Le FBI signale le taux de criminalité le plus élevé sur les navires de croisière en dix ans

Image: « Des crimes graves peuvent bel et bien survenir en mer » (Photo Credit: Eric Bowman)
Image: « Des crimes graves peuvent bel et bien survenir en mer » (Photo Credit: Eric Bowman)
Sarah Kuta
par Sarah Kuta
Dernière mise à jour: 7:05 AM ET, Tue May 27, 2025
Bert Archer
traduit par Bert Archer

Plusieurs incidents survenus récemment à bord de navires de croisière ont fait les manchettes, notamment une violente bagarre sur le Carnival Jubilee et la possible implication d’un meurtre sur le MSC Virtuosa.

Le secteur des croisières fait-il face à un problème de criminalité? « Loin de là », affirme Charles Sylvia, vice-président des relations industrielles et commerciales de la Cruise Lines International Association (CLIA).

« Les navires de croisière figurent parmi les options de vacances les plus sécuritaires au monde, avec des taux de crimes graves nettement inférieurs à ceux enregistrés à terre, grâce à des couches multiples de sécurité et aux particularités de ce mode de transport », a-t-il déclaré à TravelPulse. Il rappelle que les compagnies de croisières appliquent une politique de tolérance zéro en matière de criminalité, et que les allégations de crimes graves en mer sont extrêmement rares.
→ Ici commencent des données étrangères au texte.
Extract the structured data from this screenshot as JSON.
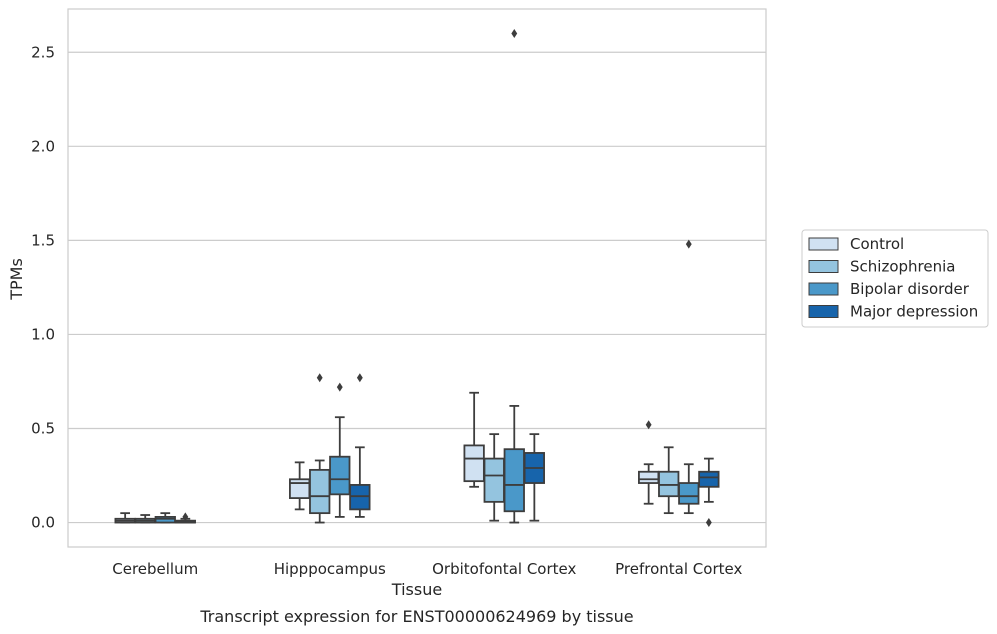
{
  "chart_data": {
    "type": "box",
    "caption": "Transcript expression for ENST00000624969 by tissue",
    "xlabel": "Tissue",
    "ylabel": "TPMs",
    "ylim": [
      -0.13,
      2.73
    ],
    "yticks": [
      0.0,
      0.5,
      1.0,
      1.5,
      2.0,
      2.5
    ],
    "ytick_labels": [
      "0.0",
      "0.5",
      "1.0",
      "1.5",
      "2.0",
      "2.5"
    ],
    "grid": "horizontal",
    "legend_position": "right",
    "categories": [
      "Cerebellum",
      "Hipppocampus",
      "Orbitofontal Cortex",
      "Prefrontal Cortex"
    ],
    "series": [
      {
        "name": "Control",
        "color": "#d0e1f2",
        "boxes": [
          {
            "whisker_low": 0.0,
            "q1": 0.0,
            "median": 0.01,
            "q3": 0.02,
            "whisker_high": 0.05,
            "outliers": []
          },
          {
            "whisker_low": 0.07,
            "q1": 0.13,
            "median": 0.21,
            "q3": 0.23,
            "whisker_high": 0.32,
            "outliers": []
          },
          {
            "whisker_low": 0.19,
            "q1": 0.22,
            "median": 0.34,
            "q3": 0.41,
            "whisker_high": 0.69,
            "outliers": []
          },
          {
            "whisker_low": 0.1,
            "q1": 0.21,
            "median": 0.23,
            "q3": 0.27,
            "whisker_high": 0.31,
            "outliers": [
              0.52
            ]
          }
        ]
      },
      {
        "name": "Schizophrenia",
        "color": "#94c4df",
        "boxes": [
          {
            "whisker_low": 0.0,
            "q1": 0.0,
            "median": 0.01,
            "q3": 0.02,
            "whisker_high": 0.04,
            "outliers": []
          },
          {
            "whisker_low": 0.0,
            "q1": 0.05,
            "median": 0.14,
            "q3": 0.28,
            "whisker_high": 0.33,
            "outliers": [
              0.77
            ]
          },
          {
            "whisker_low": 0.01,
            "q1": 0.11,
            "median": 0.25,
            "q3": 0.34,
            "whisker_high": 0.47,
            "outliers": []
          },
          {
            "whisker_low": 0.05,
            "q1": 0.14,
            "median": 0.2,
            "q3": 0.27,
            "whisker_high": 0.4,
            "outliers": []
          }
        ]
      },
      {
        "name": "Bipolar disorder",
        "color": "#4a98c9",
        "boxes": [
          {
            "whisker_low": 0.0,
            "q1": 0.0,
            "median": 0.02,
            "q3": 0.03,
            "whisker_high": 0.05,
            "outliers": []
          },
          {
            "whisker_low": 0.03,
            "q1": 0.15,
            "median": 0.23,
            "q3": 0.35,
            "whisker_high": 0.56,
            "outliers": [
              0.72
            ]
          },
          {
            "whisker_low": 0.0,
            "q1": 0.06,
            "median": 0.2,
            "q3": 0.39,
            "whisker_high": 0.62,
            "outliers": [
              2.6
            ]
          },
          {
            "whisker_low": 0.05,
            "q1": 0.1,
            "median": 0.14,
            "q3": 0.21,
            "whisker_high": 0.31,
            "outliers": [
              1.48
            ]
          }
        ]
      },
      {
        "name": "Major depression",
        "color": "#1764ab",
        "boxes": [
          {
            "whisker_low": 0.0,
            "q1": 0.0,
            "median": 0.0,
            "q3": 0.01,
            "whisker_high": 0.02,
            "outliers": [
              0.03
            ]
          },
          {
            "whisker_low": 0.03,
            "q1": 0.07,
            "median": 0.14,
            "q3": 0.2,
            "whisker_high": 0.4,
            "outliers": [
              0.77
            ]
          },
          {
            "whisker_low": 0.01,
            "q1": 0.21,
            "median": 0.29,
            "q3": 0.37,
            "whisker_high": 0.47,
            "outliers": []
          },
          {
            "whisker_low": 0.11,
            "q1": 0.19,
            "median": 0.24,
            "q3": 0.27,
            "whisker_high": 0.34,
            "outliers": [
              0.0
            ]
          }
        ]
      }
    ]
  }
}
Il cite une étude commandée par la CLIA au criminologue James Alan Fox, de l’Université Northeastern, qui a comparé les taux d’homicides, d’agressions sexuelles et d’agressions graves ayant entraîné des blessures survenues entre janvier 2016 et décembre 2019, tant sur les navires que sur le territoire états-unien.

Résultat : le taux d’agressions sexuelles à terre était de 63,8 pour 100 000 habitants, contre 19,2 en mer. Pour les agressions graves, le taux était de 432,2 à terre, contre 2,6 sur les navires. Quant aux homicides, le taux était de 11,9 à terre, contre 0,1 sur les croisières.

« Il est évident que les taux dans l’industrie des croisières sont largement inférieurs pour les trois catégories de crimes », a résumé Fox. « Le risque de victimisation à bord demeure une fraction de celui enregistré à terre. »

Il ajoute que les croisières demeurent l’une des options les plus sécuritaires en matière de criminalité violente. « Aucun lieu de vacances n’est complètement exempt de risques, mais les croisières représentent clairement un choix relativement sûr. »

Sylvia rappelle également que le secteur est soumis à une réglementation rigoureuse, tant à l’échelle nationale qu’internationale, en matière de sécurité. Il souligne que la transparence de l’industrie en matière de statistiques criminelles est « sans précédent » comparativement aux autres branches du tourisme.

Par exemple, la loi états-unienne Cruise Vessel Security and Safety Act, adoptée en 2010 avec l’appui de l’industrie, impose aux croisiéristes des exigences strictes en matière de sécurité. Elle oblige notamment les compagnies à signaler au FBI plusieurs types de crimes, comme les homicides, décès suspects, disparitions de citoyens états-uniens, enlèvements, agressions graves, vols de plus de 10 000 $ et agressions sexuelles. Ces données sont ensuite compilées et publiées chaque trimestre.

« Des crimes graves peuvent bel et bien survenir en mer », reconnaissait le FBI dans une déclaration d’août 2024, en précisant que l’alcool est souvent en cause.

Les navires doivent également tenir un registre des plaintes criminelles et vols de plus de 1 000 $, accessible aux autorités.

Le plus récent rapport, portant sur la période du 1er janvier au 31 mars 2025, fait état de 48 incidents présumés à bord de navires de croisière, un de plus qu’à la même période en 2024.

Voici la comparaison complète selon les données du FBI :

2025 : 48 incidents
2024 : 47 incidents
2023 : 32 incidents
2022 : 17 incidents
2021 : 1 incident
2020 : 18 incidents
2019 : 25 incidents
2018 : 26 incidents
2017 : 27 incidents
2016 : 26 incidents
2015 : 6 incidents

Outre le respect des lois fédérales, les membres de la CLIA se sont engagés à signaler les crimes graves aux autorités locales, quel que soit l’endroit du globe. Ils doivent également les déclarer à l’État pavillonnaire du navire et permettre aux passagers et membres d’équipage de communiquer facilement avec les services policiers.

Les compagnies mettent également en œuvre des mesures pour protéger les enfants dans les clubs jeunesse, soutenir les victimes, renforcer la sécurité à bord, et former le personnel à réagir aux incidents.

« Ces politiques renforcent la sécurité, la transparence et la responsabilisation à l’échelle de toute l’industrie », conclut la CLIA.